D’autres difficultés sont liées aux stades, dont deux (Mbombela à Nelspruit et le Polokwane à Pietersburg) sur dix seulement sont conformes aux règles d’accessibilité sud-africaines et FIFA. Une visite du stade du Cap, réalisée en compagnie de l’architecte paraplégique Philip Thompson, met rapidement en évidence des problèmes qui peuvent encore être réglés. Toutes les toilettes adaptées (sauf celles des loges VIP…) doivent être modifiées et leur signalétique fait tourner en rond ! Les places réservées dans le parking souterrain sont les plus éloignées des ascenseurs, lesquels sont en nombre insuffisant pour acheminer dans un temps correct les spectateurs handicapés, d’autant que ces appareils desservent également les loges VIP dont on peut craindre qu’elles soient prioritaires. Des embouteillages aux ascenseurs sont d’autant plus prévisibles que la capacité des stades sera artificiellement gonflée par des gradins installés sur des échafaudages. Les sols sont mal différenciés, des barres anti-intrusion ne sont pas à portée de canne blanche, les escaliers en saillie ne sont pas repérables par des déficients visuels. Nul doute que l’affichette « Mind your head » (« Attention la tête ») qui signale l’obstacle sera largement insuffisante pour éviter qu’ils ne s’assomment ! Ces problèmes, générés par un consultant en accessibilité visiblement dépassé par l’ampleur du chantier, devraient être prochainement traités, c’est en tous cas la mission qui a été confiée par le comité d’organisation à Philip Thompson. Mais ce qui ne pourra être modifié, c’est l’existence d’un seul accès piéton, par rampe pentue, pour des spectateurs handicapés qui n’ont pas intérêt à se tromper de côté en arrivant…

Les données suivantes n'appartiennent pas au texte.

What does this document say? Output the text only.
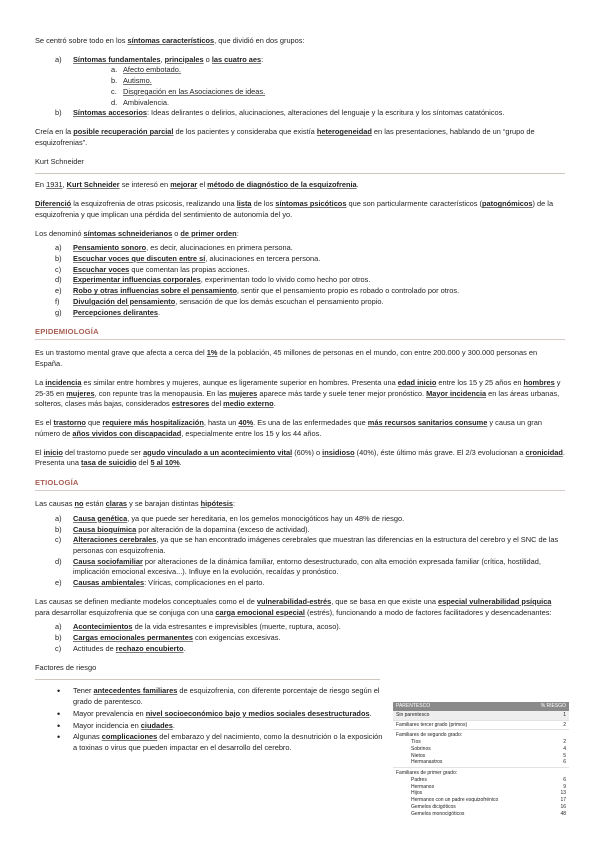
Se centró sobre todo en los síntomas característicos, que dividió en dos grupos:

a) Síntomas fundamentales, principales o las cuatro aes:
a. Afecto embotado.
b. Autismo.
c. Disgregación en las Asociaciones de ideas.
d. Ambivalencia.
b) Síntomas accesorios: Ideas delirantes o delirios, alucinaciones, alteraciones del lenguaje y la escritura y los síntomas catatónicos.

Creía en la posible recuperación parcial de los pacientes y consideraba que existía heterogeneidad en las presentaciones, hablando de un “grupo de esquizofrenias”.

Kurt Schneider

En 1931, Kurt Schneider se interesó en mejorar el método de diagnóstico de la esquizofrenia.

Diferenció la esquizofrenia de otras psicosis, realizando una lista de los síntomas psicóticos que son particularmente característicos (patognómicos) de la esquizofrenia y que implican una pérdida del sentimiento de autonomía del yo.

Los denominó síntomas schneiderianos o de primer orden:

a) Pensamiento sonoro, es decir, alucinaciones en primera persona.
b) Escuchar voces que discuten entre sí, alucinaciones en tercera persona.
c) Escuchar voces que comentan las propias acciones.
d) Experimentar influencias corporales, experimentan todo lo vivido como hecho por otros.
e) Robo y otras influencias sobre el pensamiento, sentir que el pensamiento propio es robado o controlado por otros.
f) Divulgación del pensamiento, sensación de que los demás escuchan el pensamiento propio.
g) Percepciones delirantes.
EPIDEMIOLOGÍA

Es un trastorno mental grave que afecta a cerca del 1% de la población, 45 millones de personas en el mundo, con entre 200.000 y 300.000 personas en España.

La incidencia es similar entre hombres y mujeres, aunque es ligeramente superior en hombres. Presenta una edad inicio entre los 15 y 25 años en hombres y 25-35 en mujeres, con repunte tras la menopausia. En las mujeres aparece más tarde y suele tener mejor pronóstico. Mayor incidencia en las áreas urbanas, solteros, clases más bajas, considerados estresores del medio externo.

Es el trastorno que requiere más hospitalización, hasta un 40%. Es una de las enfermedades que más recursos sanitarios consume y causa un gran número de años vividos con discapacidad, especialmente entre los 15 y los 44 años.

El inicio del trastorno puede ser agudo vinculado a un acontecimiento vital (60%) o insidioso (40%), éste último más grave. El 2/3 evolucionan a cronicidad. Presenta una tasa de suicidio del 5 al 10%.

ETIOLOGÍA

Las causas no están claras y se barajan distintas hipótesis:

a) Causa genética, ya que puede ser hereditaria, en los gemelos monocigóticos hay un 48% de riesgo.
b) Causa bioquímica por alteración de la dopamina (exceso de actividad).
c) Alteraciones cerebrales, ya que se han encontrado imágenes cerebrales que muestran las diferencias en la estructura del cerebro y el SNC de las personas con esquizofrenia.
d) Causa sociofamiliar por alteraciones de la dinámica familiar, entorno desestructurado, con alta emoción expresada familiar (crítica, hostilidad, implicación emocional excesiva...). Influye en la evolución, recaídas y pronóstico.
e) Causas ambientales: Víricas, complicaciones en el parto.

Las causas se definen mediante modelos conceptuales como el de vulnerabilidad-estrés, que se basa en que existe una especial vulnerabilidad psíquica para desarrollar esquizofrenia que se conjuga con una carga emocional especial (estrés), funcionando a modo de factores facilitadores y desencadenantes:

a) Acontecimientos de la vida estresantes e imprevisibles (muerte, ruptura, acoso).
b) Cargas emocionales permanentes con exigencias excesivas.
c) Actitudes de rechazo encubierto.
Factores de riesgo
• Tener antecedentes familiares de esquizofrenia, con diferente porcentaje de riesgo según el grado de parentesco.
• Mayor prevalencia en nivel socioeconómico bajo y medios sociales desestructurados.
• Mayor incidencia en ciudades.
• Algunas complicaciones del embarazo y del nacimiento, como la desnutrición o la exposición a toxinas o virus que pueden impactar en el desarrollo del cerebro.
PARENTESCO	% RIESGO
Sin parentesco	1
Familiares tercer grado (primos)	2
Familiares de segundo grado:
Tíos	2
Sobrinos	4
Nietos	5
Hermanastros	6
Familiares de primer grado:
Padres	6
Hermanos	9
Hijos	13
Hermanos con un padre esquizofrénico	17
Gemelos dicigóticos	16
Gemelos monocigóticos	48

Ces erreurs se retrouvent hélas dans d’autres stades. Ari Seirlis a constaté, par exemple, que celui de Durban n’avait qu’un seul ascenseur pour acheminer les spectateurs en fauteuil roulant au dernier niveau et qu’il dessert également les loges VIP ! Quasiment tous les WC adaptés doivent être refaits, il n’y a que 20 places de stationnement réservé dans le parking, un bus sur trois du système Park and Ride en cours de construction sera accessible, et enfin le dallage extérieur est aussi beau que glissant dès qu’il pleut, alors que la ville est en zone subtropicale ! « Pendant des années nous avons tapé à la porte du comité d’organisation, il ne nous a contacté que le 29 juillet dernier, soupire Ari Seirlis. Nous avions tout préparé, y compris sur un plan légal. Nous, on n’a pas les yeux rivés sur la Coupe du Monde, on se projette dans l’avenir et la fréquentation ultérieure du stade par les spectateurs handicapés, qui est compromise par ces erreurs. »

« L’Afrique du Sud est un pays magnifique, conclut Ari Seirlis. Avec un climat agréable, vous serez au Paradis ! Les prix sont bon marché, l’accessibilité correcte… Oui, venez visiter l’Afrique du Sud mais… après la Coupe du Monde ! »

Propos recueillis par Laurent Lejard, mars 2010.